🤖 AI Summary
In real-world deployment of medical image classification models, performance monitoring remains challenging due to distribution shift, severe class imbalance, and the absence of ground-truth labels. To address this, we propose a novel confidence-score-based method for estimating the full confusion matrix without requiring any labels—marking the first approach capable of directly predicting all confusion matrix entries in a label-free setting. Our method jointly models covariate and prevalence shift within a unified framework and is validated on chest X-ray data under both synthetic and real-world distribution shifts. Results demonstrate high accuracy in estimating clinically critical metrics (e.g., true positives and false negatives), substantially outperforming existing performance prediction methods. Moreover, our analysis uncovers a systematic failure mechanism of mainstream approaches under prevalence shift. This work establishes an interpretable, robust, and clinically deployable pathway for unsupervised monitoring of AI models in healthcare.
📝 Abstract
Performance monitoring is essential for safe clinical deployment of image classification models. However, because ground-truth labels are typically unavailable in the target dataset, direct assessment of real-world model performance is infeasible. State-of-the-art performance estimation methods address this by leveraging confidence scores to estimate the target accuracy. Despite being a promising direction, the established methods mainly estimate the model's accuracy and are rarely evaluated in a clinical domain, where strong class imbalances and dataset shifts are common.

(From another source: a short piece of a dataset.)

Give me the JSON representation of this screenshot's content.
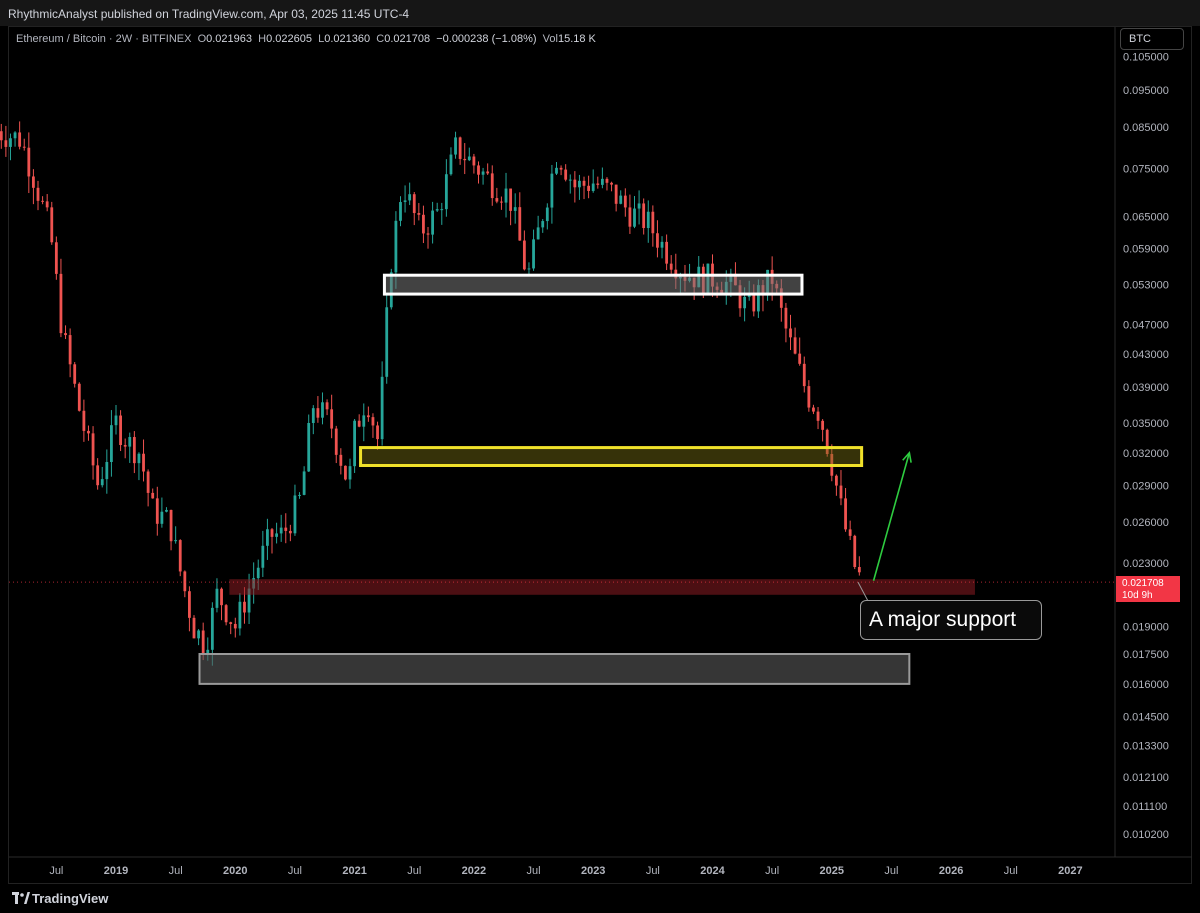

Our contributions are twofold: First, we introduce generalisations of existing performance prediction methods that directly estimate the full confusion matrix. Then, we benchmark their performance on chest x-ray data in real-world distribution shifts as well as simulated covariate and prevalence shifts. The proposed confusion matrix estimation methods reliably predicted clinically relevant counting metrics on medical images under distribution shifts. However, our simulated shift scenarios exposed important failure modes of current performance estimation techniques, calling for a better understanding of real-world deployment contexts when implementing these performance monitoring techniques for postmarket surveillance of medical AI models.